Sa bataille contre un procès en diffamation aux Philippines entraînera-t-elle une peine de prison ? Pourra-t-elle se rendre en Norvège pour recevoir son prestigieux prix le mois prochain ? Quand est-ce qu’elle pourra voir sa famille la prochaine fois ?

« Vous connaissez le tableau ‘The Scream?' », a déclaré Ressa mardi soir, tenant ses mains sur son visage et faisant semblant de souffler dans le vide existentiel comme le célèbre travail d’Edvard Munch. « Je me réveille tous les jours comme ça. »

« Je ne sais pas où cela mènera », a poursuivi Ressa lors d’une interview avec l’Associated Press à l’Université de Harvard à Cambridge, Massachusetts, peu de temps avant de prononcer le discours de l’université. conférence annuelle Salant sur la liberté de la presse. « Mais je sais que si nous continuons à faire notre tâche, en restant en mission, en tenant le cap, il y a de meilleures chances que non seulement notre démocratie survive, mais que je reste également en dehors de la prison. Parce que je n’ai rien fait de mal à part être journaliste. C’est le prix que nous devons payer. »

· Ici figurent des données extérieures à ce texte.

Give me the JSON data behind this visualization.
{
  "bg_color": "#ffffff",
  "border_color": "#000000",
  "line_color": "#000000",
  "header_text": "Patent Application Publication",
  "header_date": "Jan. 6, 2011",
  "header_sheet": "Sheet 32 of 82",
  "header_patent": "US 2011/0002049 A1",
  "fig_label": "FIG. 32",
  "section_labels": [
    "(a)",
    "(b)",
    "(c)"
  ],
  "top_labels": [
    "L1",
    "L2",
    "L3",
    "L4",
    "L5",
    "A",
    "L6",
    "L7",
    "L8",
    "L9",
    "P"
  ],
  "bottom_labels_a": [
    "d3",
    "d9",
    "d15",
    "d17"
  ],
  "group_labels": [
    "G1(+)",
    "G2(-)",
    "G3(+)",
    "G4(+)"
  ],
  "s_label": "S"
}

Son discours à Harvard est intervenu quelques heures seulement après celui du journaliste américain Danny Fenster. retrouvailles émotionnelles avec sa famille à New York après sa libération négociée du Myanmar dirigé par l’armée, où il avait passé six mois en prison pour son travail.

«Cela montre à quel point il s’effondre rapidement. Le sol sur lequel nous sommes est des sables mouvants », a déclaré le co-fondateur de Rappler, un site d’information basé à Manille, âgé de 58 ans, à propos de l’épreuve de Fenster. « Le pouvoir peut faire ce qu’il veut. »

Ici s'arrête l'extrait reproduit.